Researchers at the Bristol Heart Institute have found evidence that in some cases, heart cells have developed a ‘coping mechanism’ when the heart is subjected to erratic periods with low levels of oxygen. The cells appear to have developed the ability to shift their metabolic activity towards the anaerobic in order to manage the decreased oxygen level more effectively. This has been termed ‘ischaemic pre-conditioning’ and Chase believes that this increased hardiness of the cells may be the key to protecting the heart against reperfusion injury during coronary bypass surgery.
Heart cells have developed a 'coping mechanism'
During heart surgery the heart is deliberately stopped so that it is not beating while the surgeon operates. The blood, which would ordinarily have passed through the heart, passes instead through an external pump. During this process the heart undergoes a period of oxygen deprivation which can result in damage to the heart muscle. The problem is compounded when circulation is restored, since the sudden influx of oxygen and nutrients can cause inflammation and oxidative damage to the tissue. Rather than restoring normal function, the heart can be weakened even further. It appears, however, that in those patients with CHD, ischaemic pre-conditioning allows heart cells to maintain a level of activity that minimises the chances of being overwhelmed when normal blood flow is restored.

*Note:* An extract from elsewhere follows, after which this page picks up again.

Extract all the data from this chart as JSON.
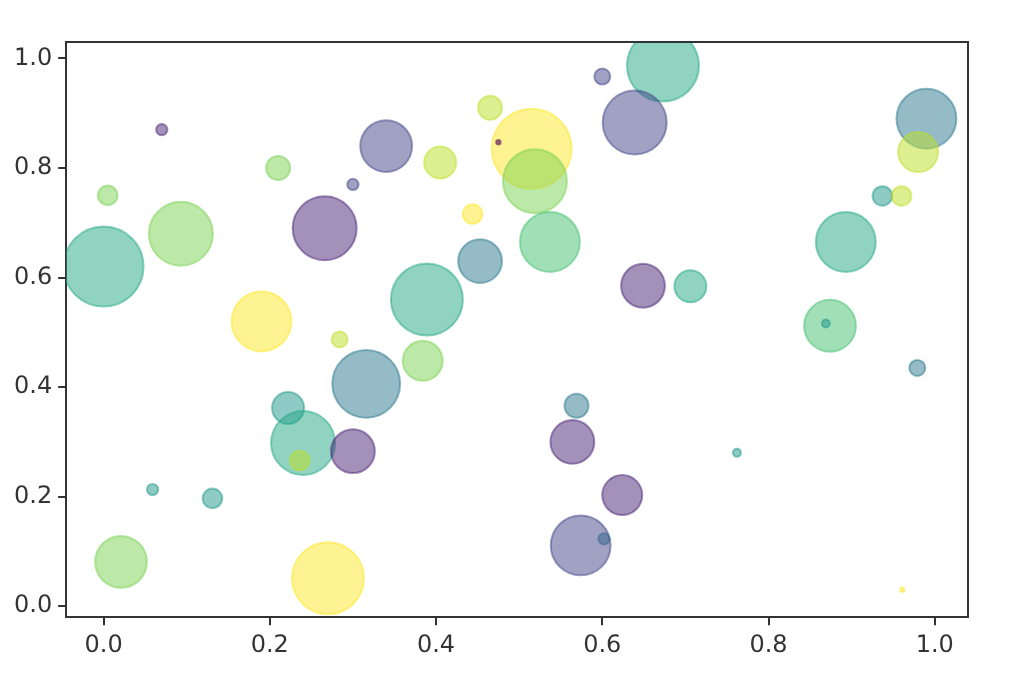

This state of pre-conditioning was discovered by Chase when attempting to develop a suitable model of coronary heart disease. Previous models have all been based on healthy rat models and therefore the effects seen when stopping and restarting these hearts does not accurately reflect those experienced by diseased hearts in situ. The question posed by Chase was therefore ‘Are diseased hearts different?’. The answer came from another type of rodent, the ‘apolipoprotein E knockout’ mouse, which has been genetically engineered to be the perfect model for atherosclerosis – the progressive narrowing and hardening of arteries. Providing it with a high-fat diet causes human-like atherosclerotic lesions and plaques.
Two sets of mice were fed for 24 weeks on either a high-fat or a normal diet. After the 24 weeks had elapsed, the coronary arteries and heart tissue of those on the high fat diet showed evidence of blocked coronary arteries and the heart muscle showed signs of infarction – death/loss of cellular structure. Knowing these mice were suitable models for CHD, Chase excised their hearts and put them through a Langendorff heart preparation – a system designed to study coronary flow during cardiac activity. Both groups were exposed to 35 minutes of ischaemia followed by 45 minutes of reperfusion. The results were fascinating – the diseased hearts showed a 100 per cent recovery, whereas the normal hearts showed about 30 per cent recovery.
The diseased heart showed a 100 per cent recovery
But why was this the case? What is it about a diseased heart that gives it such strength under such strenuous conditions? Analysis of the diseased and healthy hearts revealed that metabolites such as adenosine triphosphate (ATP) and glycogen were reduced in the diseased heart, and lactate was at a higher level than that of a healthy one, giving rise to the pre-conditioned state that allows a CHD heart to cope better with ischaemic insults. Cellular damage was also noticeably different in diseased versus healthy hearts. When heart cell membranes become damaged, an enzyme called creatine kinase leaks out of the cells themselves. The extent of the damage can be determined by measuring the levels of this enzyme – the more creatine kinase you have, the more damage there is. Unsurprisingly, then, Chase found more creatine kinase in the normal hearts (low recovery) compared with diseased hearts (100 per cent recovery).
Protecting the heart from reperfusion injury is an ongoing field of research and Chase is hoping these new findings can help move the field on. As she explained: “Ischaemic and reperfusion injury occurs in any type of operation that requires a motionless, bloodless heart. So while this includes bypass surgery for coronary heart disease, it also includes valve replacements, arterial defect repair and aneurysm repair. In children too there are tons of congenital heart diseases, so although these diseases don't require bypass surgery as such, they can still suffer from ischaemic or reperfusion injury.”
Current cardio-protective techniques are largely based on preserving metabolites – preserving ATP, preserving glycogen and reducing lactate formation. This always seemed like the obvious thing to do. However, what Chase’s research shows is that low levels of ATP and glycogen, and high levels of lactate, are actually beneficial and can help to protect the heart. From this point of view, it may be that the cardio-protective solutions we currently use are ineffective or inappropriate and require something of a rethink.
This work by Anabelle Chase, a postgraduate student at the Bristol Heart Institute, formed the basis of her PhD. It was funded by the British Heart Foundation. Anabelle won the first prize for best oral presentation at this year’s Joint Faculties’ Postgraduate Symposium.